Tel était le lieu du crime. Et ça, c’était du concret.
17
TREIZE heures. Karim Abdouf pénétra dans le bureau d’Henri Crozier et posa son rapport face à lui. L’homme, concentré sur une lettre qu’il écrivait, ne jeta pas un regard sur la liasse et demanda :
— Alors ?
— Les skins n’ont pas fait le coup, mais ils ont aperçu deux silhouettes sortir du caveau. Cette nuit même.
— Ils t’ont donné leur signalement ?
— Non. Il faisait trop sombre.
Crozier daigna lever les yeux.
— Ils mentent peut-être.
— Ils ne mentent pas. Et ce ne sont pas eux qui ont profané la tombe.
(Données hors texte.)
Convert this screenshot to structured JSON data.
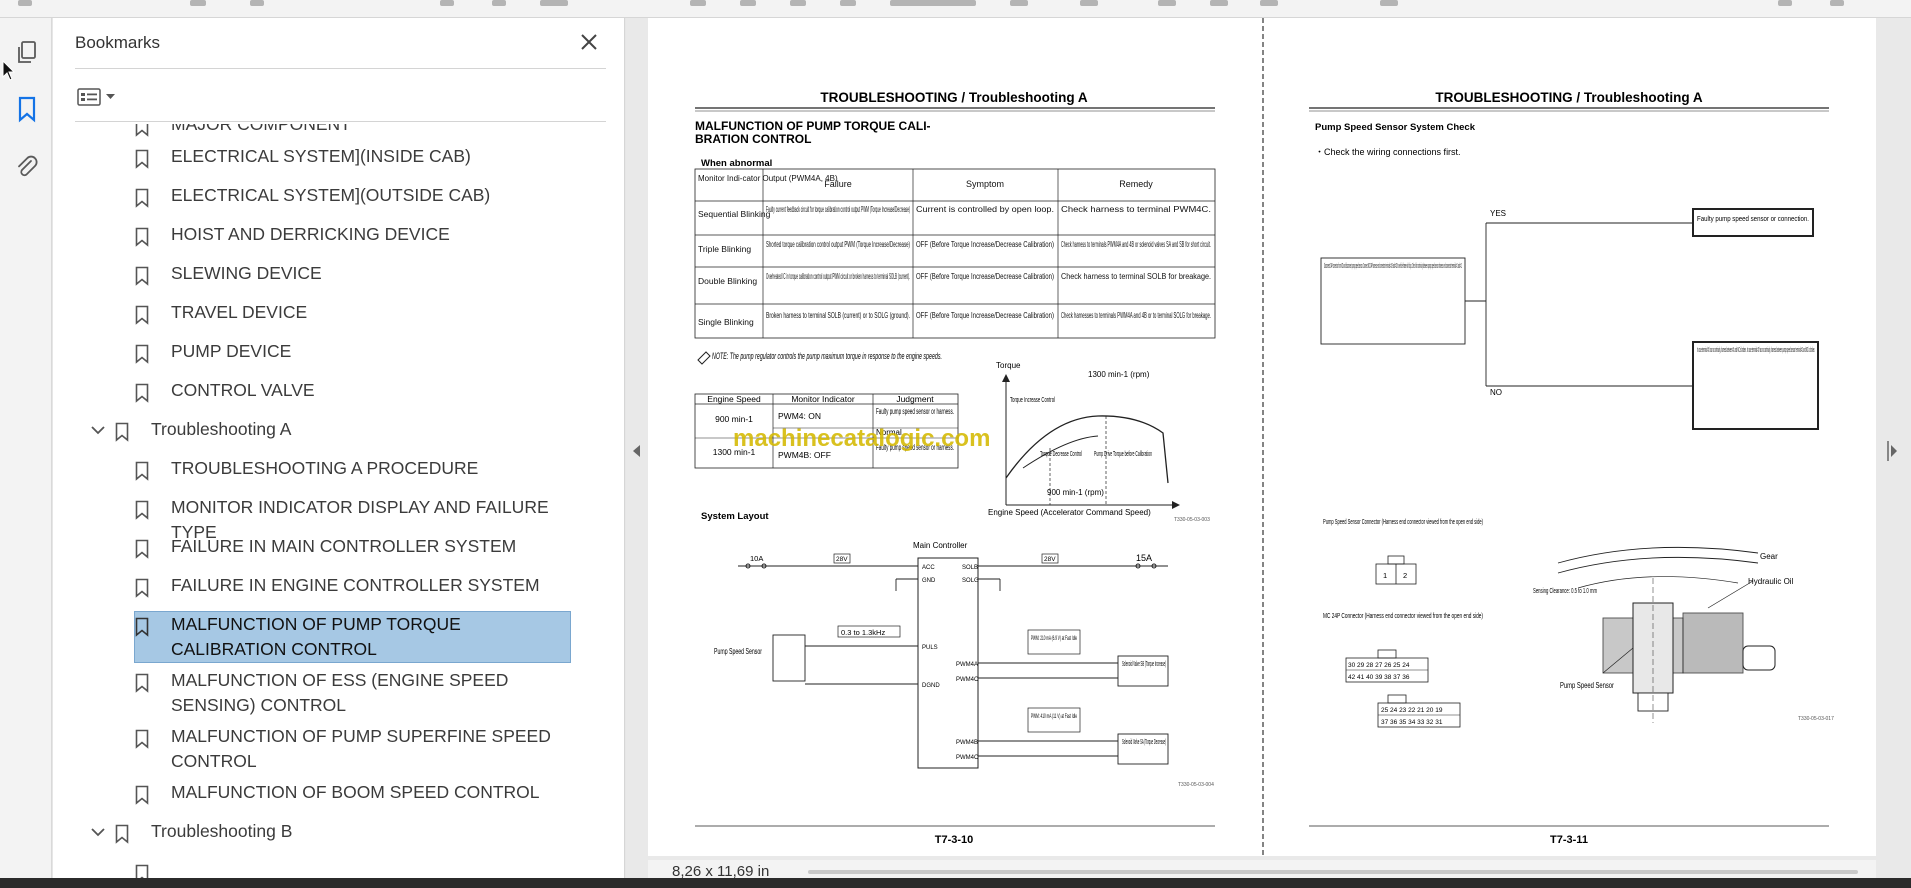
{
  "panel": {
    "title": "Bookmarks"
  },
  "bookmarks": [
    {
      "label": "MAJOR COMPONENT"
    },
    {
      "label": "ELECTRICAL SYSTEM](INSIDE CAB)"
    },
    {
      "label": "ELECTRICAL SYSTEM](OUTSIDE CAB)"
    },
    {
      "label": "HOIST AND DERRICKING DEVICE"
    },
    {
      "label": "SLEWING DEVICE"
    },
    {
      "label": "TRAVEL DEVICE"
    },
    {
      "label": "PUMP DEVICE"
    },
    {
      "label": "CONTROL VALVE"
    },
    {
      "label": "Troubleshooting A"
    },
    {
      "label": "TROUBLESHOOTING A PROCEDURE"
    },
    {
      "label": "MONITOR INDICATOR DISPLAY AND FAILURE TYPE"
    },
    {
      "label": "FAILURE IN MAIN CONTROLLER SYSTEM"
    },
    {
      "label": "FAILURE IN ENGINE CONTROLLER SYSTEM"
    },
    {
      "label": "MALFUNCTION OF PUMP TORQUE CALIBRATION CONTROL"
    },
    {
      "label": "MALFUNCTION OF ESS (ENGINE SPEED SENSING) CONTROL"
    },
    {
      "label": "MALFUNCTION OF PUMP SUPERFINE SPEED CONTROL"
    },
    {
      "label": "MALFUNCTION OF BOOM SPEED CONTROL"
    },
    {
      "label": "Troubleshooting B"
    }
  ],
  "status": {
    "page_size": "8,26 x 11,69 in"
  },
  "doc": {
    "left": {
      "header": "TROUBLESHOOTING / Troubleshooting A",
      "title1": "MALFUNCTION OF PUMP TORQUE CALI-",
      "title2": "BRATION CONTROL",
      "when_abnormal": "When abnormal",
      "table_headers": [
        "Monitor Indi-cator Output (PWM4A, 4B)",
        "Failure",
        "Symptom",
        "Remedy"
      ],
      "table_rows": [
        [
          "Sequential Blinking",
          "Faulty current feedback circuit for torque calibration control output PWM (Torque Increase/Decrease)",
          "Current is controlled by open loop.",
          "Check harness to terminal PWM4C."
        ],
        [
          "Triple Blinking",
          "Shorted torque calibration control output PWM (Torque Increase/Decrease)",
          "OFF (Before Torque Increase/Decrease Calibration)",
          "Check harness to terminals PWM4A and 4B or solenoid valves SA and SB for short circuit."
        ],
        [
          "Double Blinking",
          "Overheated IC in torque calibration control output PWM circuit or broken harness to terminal SOLB (current).",
          "OFF (Before Torque Increase/Decrease Calibration)",
          "Check harness to terminal SOLB for breakage."
        ],
        [
          "Single Blinking",
          "Broken harness to terminal SOLB (current) or to SOLG (ground).",
          "OFF (Before Torque Increase/Decrease Calibration)",
          "Check harnesses to terminals PWM4A and 4B or to terminal SOLG for breakage."
        ]
      ],
      "note": "NOTE: The pump regulator controls the pump maximum torque in response to the engine speeds.",
      "eng_headers": [
        "Engine Speed",
        "Monitor Indicator",
        "Judgment"
      ],
      "eng_rows": [
        [
          "900 min-1",
          "PWM4: ON",
          "Faulty pump speed sensor or harness."
        ],
        [
          "",
          "",
          "Normal"
        ],
        [
          "1300 min-1",
          "PWM4B: OFF",
          "Faulty pump speed sensor or harness."
        ]
      ],
      "graph_y": "Torque",
      "graph_x": "Engine Speed (Accelerator Command Speed)",
      "graph_rpm_top": "1300 min-1 (rpm)",
      "graph_rpm_bottom": "900 min-1 (rpm)",
      "graph_l1": "Torque Increase Control",
      "graph_l2": "Torque Decrease Control",
      "graph_l3": "Pump Drive Torque before Calibration",
      "system_layout": "System Layout",
      "main_controller": "Main Controller",
      "pump_speed_sensor": "Pump Speed Sensor",
      "freq": "0.3 to 1.3kHz",
      "pwm1": "PWM: 210 mA (6.9 V) at Fast Idle",
      "pwm2": "PWM: 410 mA (11 V) at Fast Idle",
      "sol_sb": "Solenoid Valve SB (Torque Increase)",
      "sol_sa": "Solenoid Valve SA (Torque Decrease)",
      "page_no": "T7-3-10",
      "watermark": "machinecatalogic.com"
    },
    "right": {
      "header": "TROUBLESHOOTING / Troubleshooting A",
      "subtitle": "Pump Speed Sensor System Check",
      "bullet": "・Check the wiring connections first.",
      "yes": "YES",
      "no": "NO",
      "check_box": "Disconnect 24P connector from MC and disconnect pump speed sensor. Connect MC 24P harness end connector terminals #19 and #20 to vehicle frame with clips. Check for continuity between pump speed sensor harness end connector terminal #1 and #2.",
      "yes_box": "Faulty pump speed sensor or connection.",
      "no_box": "In case terminal #1 has no continuity, harness between #1 and MC is broken. In case terminal #2 has no continuity, harness between pump speed sensor terminal #2 and MC is broken.",
      "conn1": "Pump Speed Sensor Connector (Harness end connector viewed from the open end side)",
      "conn2": "MC 24P Connector (Harness end connector viewed from the open end side)",
      "gear": "Gear",
      "oil": "Hydraulic Oil",
      "clearance": "Sensing Clearance: 0.5 to 1.0 mm",
      "sensor": "Pump Speed Sensor",
      "page_no": "T7-3-11"
    }
  }
}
Karim se tut. Le silence s’étira entre les deux hommes. Le lieutenant reprit :
— Vous aviez un témoin, commissaire. (Il braqua son index sur l’homme assis.) Vous aviez un témoin et vous ne me l’avez pas dit. « On » vous a averti que les skins avaient rôdé près du cimetière, cette nuit, et vous en avez conclu que c’étaient eux les coupables. Mais la réalité est plus complexe. Et si vous m’aviez laissé interroger votre témoin, je...
Crozier leva lentement la main, en signe d’apaisement.
— Calme-toi, petit. Les gens d’ici se confient aux anciens. A ceux de leur ville. On ne t’aurait jamais dit le dixième de ce qu’on est venu me déballer, spontanément. C’est tout ce que t’ont révélé les tondus ?
Karim contempla les affiches à la gloire des « agents de la paix ». Sur un des meubles de fer brillaient les coupes que Crozier avait gagnées dans différents concours de tir. Il déclara :
— Les skins ont vu aussi une bagnole blanche partir de ce coin-là aux environs de deux heures du matin. Elle filait sur la D 143.
— Quel genre de bagnole ?
— Une Lada. Ou une autre marque de l’Est. Il faut mettre quelqu’un là-dessus. Les bagnoles de ce type ne doivent pas courir la région et...
— Pourquoi pas toi ?
— Commissaire, vous savez ce que je veux. J’ai interrogé les skins. Maintenant, je veux fouiller le caveau en profondeur.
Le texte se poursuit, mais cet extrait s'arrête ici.